I Hear a Sweet Voice Calling

Bill Monroe and His Blue Grass Boys , Columbia 20459, 1947

This song helped dislodge several prejudices I’d long had against bluegrass music. I’d listened to and enjoyed quite a few Bill Monroe records over the years, including “Little Georgia Rose,” “Gotta Travel On,” and the original ¾-time “Blue Moon of Kentucky,” but never owned any and never sought any out. Then I came across the 78 of “Little Cabin on the Hill” and “I Hear a Sweet Voice Calling” and brought it home for a spin. I enjoyed “Cabin” about like I had other bluegrass songs, appreciating the instrumental breaks, tapping along to the steady beat. But when I turned the record over, it stayed there for a while.

It’s one of the most enchanting passages of music I’ve ever heard in a pop recording, and it’s from the world of bluegrass.

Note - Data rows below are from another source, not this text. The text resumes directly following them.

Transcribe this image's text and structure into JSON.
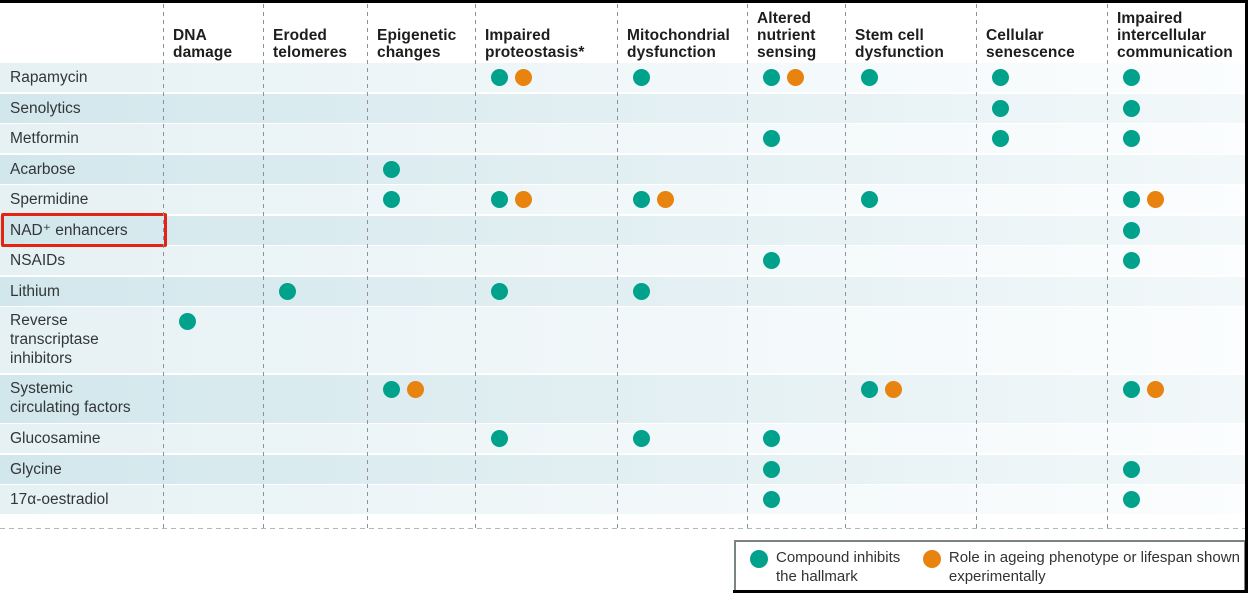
{
  "chart_data": {
    "type": "table",
    "description": "Matrix figure: compounds (rows) versus hallmarks of ageing (columns); dots mark effects",
    "columns": [
      "DNA damage",
      "Eroded telomeres",
      "Epigenetic changes",
      "Impaired proteostasis*",
      "Mitochondrial dysfunction",
      "Altered nutrient sensing",
      "Stem cell dysfunction",
      "Cellular senescence",
      "Impaired intercellular communication"
    ],
    "mark_codes": {
      "T": "teal dot — compound inhibits the hallmark",
      "TO": "teal dot plus orange dot — inhibits hallmark and role in ageing phenotype or lifespan shown experimentally"
    },
    "rows": [
      {
        "label": "Rapamycin",
        "highlighted": false,
        "marks": [
          "",
          "",
          "",
          "TO",
          "T",
          "TO",
          "T",
          "T",
          "T"
        ]
      },
      {
        "label": "Senolytics",
        "highlighted": false,
        "marks": [
          "",
          "",
          "",
          "",
          "",
          "",
          "",
          "T",
          "T"
        ]
      },
      {
        "label": "Metformin",
        "highlighted": false,
        "marks": [
          "",
          "",
          "",
          "",
          "",
          "T",
          "",
          "T",
          "T"
        ]
      },
      {
        "label": "Acarbose",
        "highlighted": false,
        "marks": [
          "",
          "",
          "T",
          "",
          "",
          "",
          "",
          "",
          ""
        ]
      },
      {
        "label": "Spermidine",
        "highlighted": false,
        "marks": [
          "",
          "",
          "T",
          "TO",
          "TO",
          "",
          "T",
          "",
          "TO"
        ]
      },
      {
        "label": "NAD⁺ enhancers",
        "highlighted": true,
        "marks": [
          "",
          "",
          "",
          "",
          "",
          "",
          "",
          "",
          "T"
        ]
      },
      {
        "label": "NSAIDs",
        "highlighted": false,
        "marks": [
          "",
          "",
          "",
          "",
          "",
          "T",
          "",
          "",
          "T"
        ]
      },
      {
        "label": "Lithium",
        "highlighted": false,
        "marks": [
          "",
          "T",
          "",
          "T",
          "T",
          "",
          "",
          "",
          ""
        ]
      },
      {
        "label": "Reverse transcriptase inhibitors",
        "highlighted": false,
        "marks": [
          "T",
          "",
          "",
          "",
          "",
          "",
          "",
          "",
          ""
        ]
      },
      {
        "label": "Systemic circulating factors",
        "highlighted": false,
        "marks": [
          "",
          "",
          "TO",
          "",
          "",
          "",
          "TO",
          "",
          "TO"
        ]
      },
      {
        "label": "Glucosamine",
        "highlighted": false,
        "marks": [
          "",
          "",
          "",
          "T",
          "T",
          "T",
          "",
          "",
          ""
        ]
      },
      {
        "label": "Glycine",
        "highlighted": false,
        "marks": [
          "",
          "",
          "",
          "",
          "",
          "T",
          "",
          "",
          "T"
        ]
      },
      {
        "label": "17α-oestradiol",
        "highlighted": false,
        "marks": [
          "",
          "",
          "",
          "",
          "",
          "T",
          "",
          "",
          "T"
        ]
      }
    ],
    "legend": {
      "items": [
        {
          "name": "teal-dot",
          "color": "#00a28c",
          "label": "Compound inhibits the hallmark"
        },
        {
          "name": "orange-dot",
          "color": "#e8830f",
          "label": "Role in ageing phenotype or lifespan shown experimentally"
        }
      ]
    },
    "colors": {
      "teal": "#00a28c",
      "orange": "#e8830f",
      "highlight_red": "#e42313",
      "row_band_light": "#e6f1f4",
      "row_band_dark": "#d2e7ec"
    }
  }
}
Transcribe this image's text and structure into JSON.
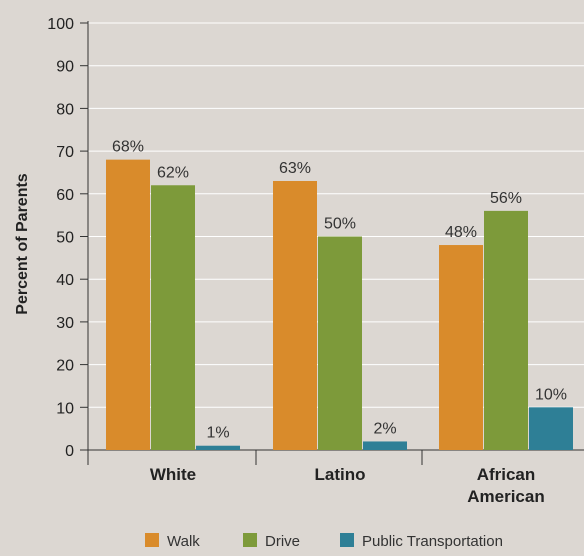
{
  "chart_data": {
    "type": "bar",
    "categories": [
      [
        "White"
      ],
      [
        "Latino"
      ],
      [
        "African",
        "American"
      ]
    ],
    "series": [
      {
        "name": "Walk",
        "values": [
          68,
          63,
          48
        ],
        "labels": [
          "68%",
          "63%",
          "48%"
        ],
        "color": "#d98b2b"
      },
      {
        "name": "Drive",
        "values": [
          62,
          50,
          56
        ],
        "labels": [
          "62%",
          "50%",
          "56%"
        ],
        "color": "#7d9a3a"
      },
      {
        "name": "Public Transportation",
        "values": [
          1,
          2,
          10
        ],
        "labels": [
          "1%",
          "2%",
          "10%"
        ],
        "color": "#2e7f96"
      }
    ],
    "ylabel": "Percent of Parents",
    "ylim": [
      0,
      100
    ],
    "yticks": [
      0,
      10,
      20,
      30,
      40,
      50,
      60,
      70,
      80,
      90,
      100
    ],
    "grid": true,
    "legend_position": "bottom"
  }
}
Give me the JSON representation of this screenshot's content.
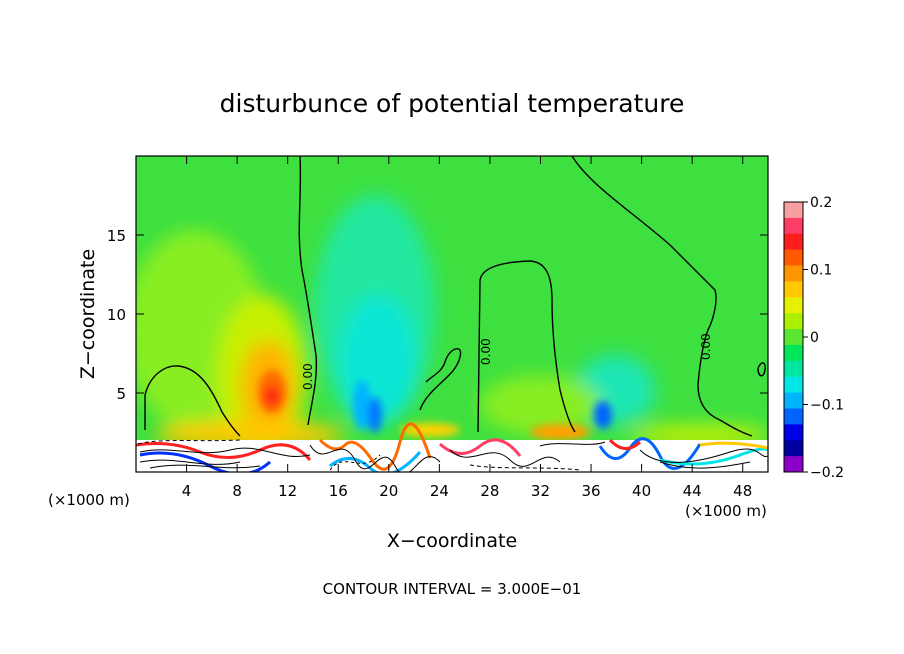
{
  "chart_data": {
    "type": "heatmap",
    "title": "disturbunce of potential temperature",
    "xlabel": "X−coordinate",
    "ylabel": "Z−coordinate",
    "x_unit_label": "(×1000 m)",
    "xlim": [
      0,
      50
    ],
    "ylim": [
      0,
      20
    ],
    "x_ticks": [
      "4",
      "8",
      "12",
      "16",
      "20",
      "24",
      "28",
      "32",
      "36",
      "40",
      "44",
      "48"
    ],
    "y_ticks": [
      "5",
      "10",
      "15"
    ],
    "colorbar": {
      "range": [
        -0.2,
        0.2
      ],
      "tick_labels": [
        "0.2",
        "0.1",
        "0",
        "−0.1",
        "−0.2"
      ],
      "colors": [
        "#f8a0a0",
        "#ff3c64",
        "#ff1e1e",
        "#ff5a00",
        "#ff9600",
        "#ffc800",
        "#e6f000",
        "#aaf000",
        "#5ae632",
        "#00e65a",
        "#00e6a0",
        "#00e6e6",
        "#00b4ff",
        "#0064ff",
        "#0000e6",
        "#0000a0",
        "#8c00c8"
      ]
    },
    "contour_label": "0.00",
    "footer": "CONTOUR INTERVAL = 3.000E−01"
  }
}
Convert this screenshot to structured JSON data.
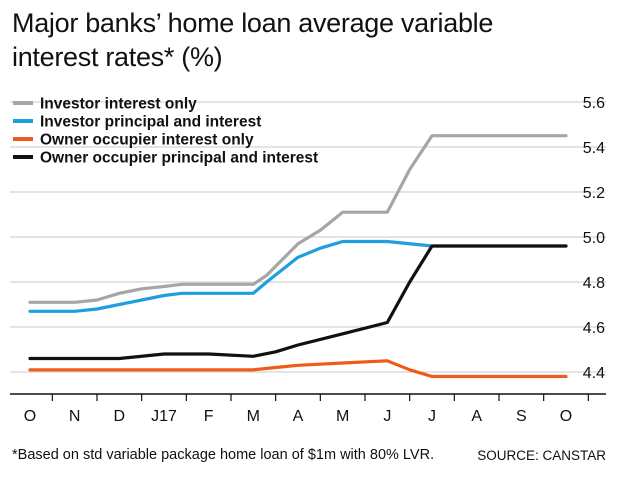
{
  "chart_data": {
    "type": "line",
    "title": "Major banks’ home loan average variable interest rates* (%)",
    "footnote": "*Based on std variable package home loan of $1m with 80% LVR.",
    "source": "SOURCE: CANSTAR",
    "categories": [
      "O",
      "N",
      "D",
      "J17",
      "F",
      "M",
      "A",
      "M",
      "J",
      "J",
      "A",
      "S",
      "O"
    ],
    "ylim": [
      4.3,
      5.6
    ],
    "yticks": [
      4.4,
      4.6,
      4.8,
      5.0,
      5.2,
      5.4,
      5.6
    ],
    "ytick_labels": [
      "4.4",
      "4.6",
      "4.8",
      "5.0",
      "5.2",
      "5.4",
      "5.6"
    ],
    "grid": true,
    "legend_position": "top-left",
    "series": [
      {
        "name": "Investor interest only",
        "color": "#a6a6a6",
        "x": [
          0,
          1,
          1.5,
          2,
          2.5,
          3,
          3.4,
          4,
          5,
          5.3,
          6,
          6.5,
          7,
          7.5,
          8,
          8.5,
          9,
          10,
          11,
          12
        ],
        "values": [
          4.71,
          4.71,
          4.72,
          4.75,
          4.77,
          4.78,
          4.79,
          4.79,
          4.79,
          4.83,
          4.97,
          5.03,
          5.11,
          5.11,
          5.11,
          5.3,
          5.45,
          5.45,
          5.45,
          5.45
        ]
      },
      {
        "name": "Investor principal and interest",
        "color": "#1f9ee0",
        "x": [
          0,
          1,
          1.5,
          2,
          2.5,
          3,
          3.4,
          4,
          5,
          5.3,
          6,
          6.5,
          7,
          8,
          9,
          10,
          11,
          12
        ],
        "values": [
          4.67,
          4.67,
          4.68,
          4.7,
          4.72,
          4.74,
          4.75,
          4.75,
          4.75,
          4.8,
          4.91,
          4.95,
          4.98,
          4.98,
          4.96,
          4.96,
          4.96,
          4.96
        ]
      },
      {
        "name": "Owner occupier interest only",
        "color": "#f05a1a",
        "x": [
          0,
          1,
          2,
          3,
          4,
          5,
          5.5,
          6,
          7,
          8,
          8.5,
          9,
          10,
          11,
          12
        ],
        "values": [
          4.41,
          4.41,
          4.41,
          4.41,
          4.41,
          4.41,
          4.42,
          4.43,
          4.44,
          4.45,
          4.41,
          4.38,
          4.38,
          4.38,
          4.38
        ]
      },
      {
        "name": "Owner occupier principal and interest",
        "color": "#111111",
        "x": [
          0,
          1,
          2,
          3,
          4,
          5,
          5.5,
          6,
          7,
          8,
          8.5,
          9,
          10,
          11,
          12
        ],
        "values": [
          4.46,
          4.46,
          4.46,
          4.48,
          4.48,
          4.47,
          4.49,
          4.52,
          4.57,
          4.62,
          4.8,
          4.96,
          4.96,
          4.96,
          4.96
        ]
      }
    ]
  }
}
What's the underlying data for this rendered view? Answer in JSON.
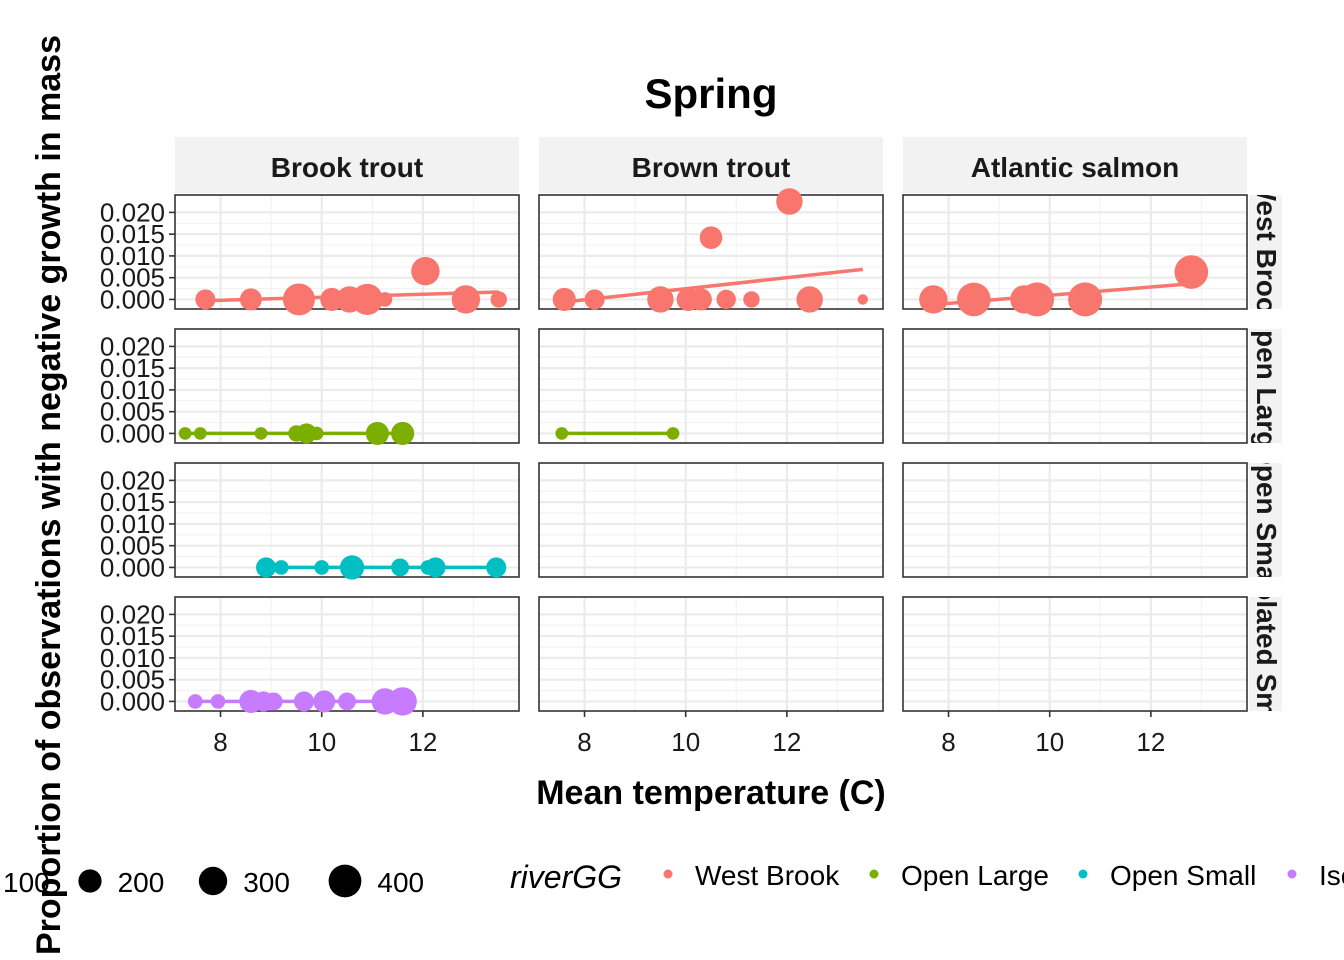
{
  "chart_data": {
    "type": "scatter",
    "title": "Spring",
    "xlabel": "Mean temperature (C)",
    "ylabel": "Proportion of observations with negative growth in mass",
    "xlim": [
      7.1,
      13.9
    ],
    "ylim": [
      -0.0022,
      0.024
    ],
    "x_ticks": [
      8,
      10,
      12
    ],
    "y_ticks": [
      0.0,
      0.005,
      0.01,
      0.015,
      0.02
    ],
    "y_tick_labels": [
      "0.000",
      "0.005",
      "0.010",
      "0.015",
      "0.020"
    ],
    "facet_cols": [
      "Brook trout",
      "Brown trout",
      "Atlantic salmon"
    ],
    "facet_rows": [
      "West Brook",
      "Open Large",
      "Open Small",
      "Isolated Small"
    ],
    "color_legend_title": "riverGG",
    "size_legend_values": [
      100,
      200,
      300,
      400
    ],
    "series_colors": {
      "West Brook": "#F8766D",
      "Open Large": "#7CAE00",
      "Open Small": "#00BFC4",
      "Isolated Small": "#C77CFF"
    },
    "panels": [
      {
        "row": "West Brook",
        "col": "Brook trout",
        "points": [
          {
            "x": 7.7,
            "y": 0.0,
            "n": 150
          },
          {
            "x": 8.6,
            "y": 0.0,
            "n": 180
          },
          {
            "x": 9.55,
            "y": 0.0,
            "n": 380
          },
          {
            "x": 10.2,
            "y": 0.0,
            "n": 200
          },
          {
            "x": 10.55,
            "y": 0.0,
            "n": 260
          },
          {
            "x": 10.9,
            "y": 0.0,
            "n": 360
          },
          {
            "x": 11.25,
            "y": 0.0,
            "n": 80
          },
          {
            "x": 12.05,
            "y": 0.0065,
            "n": 300
          },
          {
            "x": 12.85,
            "y": 0.0,
            "n": 300
          },
          {
            "x": 13.5,
            "y": 0.0,
            "n": 100
          }
        ],
        "fit": [
          [
            7.7,
            -0.0003
          ],
          [
            13.5,
            0.0017
          ]
        ]
      },
      {
        "row": "West Brook",
        "col": "Brown trout",
        "points": [
          {
            "x": 7.6,
            "y": 0.0,
            "n": 200
          },
          {
            "x": 8.2,
            "y": 0.0,
            "n": 150
          },
          {
            "x": 9.5,
            "y": 0.0,
            "n": 260
          },
          {
            "x": 10.05,
            "y": 0.0,
            "n": 200
          },
          {
            "x": 10.3,
            "y": 0.0,
            "n": 180
          },
          {
            "x": 10.5,
            "y": 0.0142,
            "n": 190
          },
          {
            "x": 10.8,
            "y": 0.0,
            "n": 140
          },
          {
            "x": 11.3,
            "y": 0.0,
            "n": 100
          },
          {
            "x": 12.05,
            "y": 0.0225,
            "n": 260
          },
          {
            "x": 12.45,
            "y": 0.0,
            "n": 260
          },
          {
            "x": 13.5,
            "y": 0.0,
            "n": 40
          }
        ],
        "fit": [
          [
            7.6,
            -0.0006
          ],
          [
            13.5,
            0.0069
          ]
        ]
      },
      {
        "row": "West Brook",
        "col": "Atlantic salmon",
        "points": [
          {
            "x": 7.7,
            "y": 0.0,
            "n": 300
          },
          {
            "x": 8.5,
            "y": 0.0,
            "n": 420
          },
          {
            "x": 9.5,
            "y": 0.0,
            "n": 300
          },
          {
            "x": 9.75,
            "y": 0.0,
            "n": 430
          },
          {
            "x": 10.7,
            "y": 0.0,
            "n": 430
          },
          {
            "x": 12.8,
            "y": 0.0063,
            "n": 420
          }
        ],
        "fit": [
          [
            7.7,
            -0.0012
          ],
          [
            12.8,
            0.0036
          ]
        ]
      },
      {
        "row": "Open Large",
        "col": "Brook trout",
        "points": [
          {
            "x": 7.3,
            "y": 0.0,
            "n": 60
          },
          {
            "x": 7.6,
            "y": 0.0,
            "n": 60
          },
          {
            "x": 8.8,
            "y": 0.0,
            "n": 60
          },
          {
            "x": 9.5,
            "y": 0.0,
            "n": 100
          },
          {
            "x": 9.7,
            "y": 0.0,
            "n": 150
          },
          {
            "x": 9.9,
            "y": 0.0,
            "n": 70
          },
          {
            "x": 11.1,
            "y": 0.0,
            "n": 200
          },
          {
            "x": 11.6,
            "y": 0.0,
            "n": 200
          }
        ],
        "fit": [
          [
            7.3,
            0.0
          ],
          [
            11.6,
            0.0
          ]
        ]
      },
      {
        "row": "Open Large",
        "col": "Brown trout",
        "points": [
          {
            "x": 7.55,
            "y": 0.0,
            "n": 60
          },
          {
            "x": 9.75,
            "y": 0.0,
            "n": 60
          }
        ],
        "fit": [
          [
            7.55,
            0.0
          ],
          [
            9.75,
            0.0
          ]
        ]
      },
      {
        "row": "Open Large",
        "col": "Atlantic salmon",
        "points": [],
        "fit": []
      },
      {
        "row": "Open Small",
        "col": "Brook trout",
        "points": [
          {
            "x": 8.9,
            "y": 0.0,
            "n": 150
          },
          {
            "x": 9.2,
            "y": 0.0,
            "n": 80
          },
          {
            "x": 10.0,
            "y": 0.0,
            "n": 80
          },
          {
            "x": 10.6,
            "y": 0.0,
            "n": 220
          },
          {
            "x": 11.55,
            "y": 0.0,
            "n": 120
          },
          {
            "x": 12.1,
            "y": 0.0,
            "n": 80
          },
          {
            "x": 12.25,
            "y": 0.0,
            "n": 150
          },
          {
            "x": 13.45,
            "y": 0.0,
            "n": 150
          }
        ],
        "fit": [
          [
            8.9,
            0.0
          ],
          [
            13.45,
            0.0
          ]
        ]
      },
      {
        "row": "Open Small",
        "col": "Brown trout",
        "points": [],
        "fit": []
      },
      {
        "row": "Open Small",
        "col": "Atlantic salmon",
        "points": [],
        "fit": []
      },
      {
        "row": "Isolated Small",
        "col": "Brook trout",
        "points": [
          {
            "x": 7.5,
            "y": 0.0,
            "n": 80
          },
          {
            "x": 7.95,
            "y": 0.0,
            "n": 80
          },
          {
            "x": 8.6,
            "y": 0.0,
            "n": 200
          },
          {
            "x": 8.85,
            "y": 0.0,
            "n": 150
          },
          {
            "x": 9.05,
            "y": 0.0,
            "n": 120
          },
          {
            "x": 9.65,
            "y": 0.0,
            "n": 150
          },
          {
            "x": 10.05,
            "y": 0.0,
            "n": 180
          },
          {
            "x": 10.5,
            "y": 0.0,
            "n": 120
          },
          {
            "x": 11.25,
            "y": 0.0,
            "n": 260
          },
          {
            "x": 11.6,
            "y": 0.0,
            "n": 300
          }
        ],
        "fit": [
          [
            7.5,
            0.0
          ],
          [
            11.6,
            0.0
          ]
        ]
      },
      {
        "row": "Isolated Small",
        "col": "Brown trout",
        "points": [],
        "fit": []
      },
      {
        "row": "Isolated Small",
        "col": "Atlantic salmon",
        "points": [],
        "fit": []
      }
    ]
  }
}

The song starts out with pretty ordinary musical structure on the verses. Bill Monroe, taking the lead vocals with his sharp tenor, out-Dickenses Dickens’ melodramatic Little Nell scene as he pines about a young girl on her deathbed trying to console her bereft parents. “Tell Mommy to come to me quickly / I want to kiss you both then go.” That piqued my interest.

But then a series of escalating surprises unfolds during the chorus. First, the instruments drop way down, and three vocal parts come in, with Bill on top. Next, on the second line of the chorus, the voices swoop way up, with Monroe on a high B, and the effect is startling. Then, on line three, the vocalists entwine themselves in a “steel-guitar” harmony, going in and then out of discordance. Line four brings us back to reality, and the instruments rejoin for verses four and five. Every time I listen to the record and it gets to those last two verses, I know that three-part-harmony chorus is about to come around one more time, and I’m spellbound waiting for it. It’s one of the most enchanting passages of music I’ve ever heard in a pop recording, and it’s from the world of bluegrass. What a revelation!

Bill Monroe’s Blue Grass Boys during this key period included Lester Flatt on vocals and guitar and Earl Scruggs on banjo. They were soon to break away to become a bluegrass-novelty act of great renown. In fact, when I was growing up, I was familiar with Flatt & Scruggs, thanks to their theme song for The Beverly Hillbillies, and their appearance on the show as themselves, come to visit old flame Pearl. But I don’t think I was aware of the great Bill Monroe until way into my adulthood. If he’d only made an appearance on Petticoat Junction…but I don’t reckon t’were Bill’s kinda thang, do you?

Before the few Bill Monroe 78s I recently acquired, I owned no bluegrass music, other than a Dave Grisman LP or two and the O Brother, Where Art Thou? soundtrack album. But now I listen to bluegrass a little differently, and I’m at long last a Bill Monroe convert.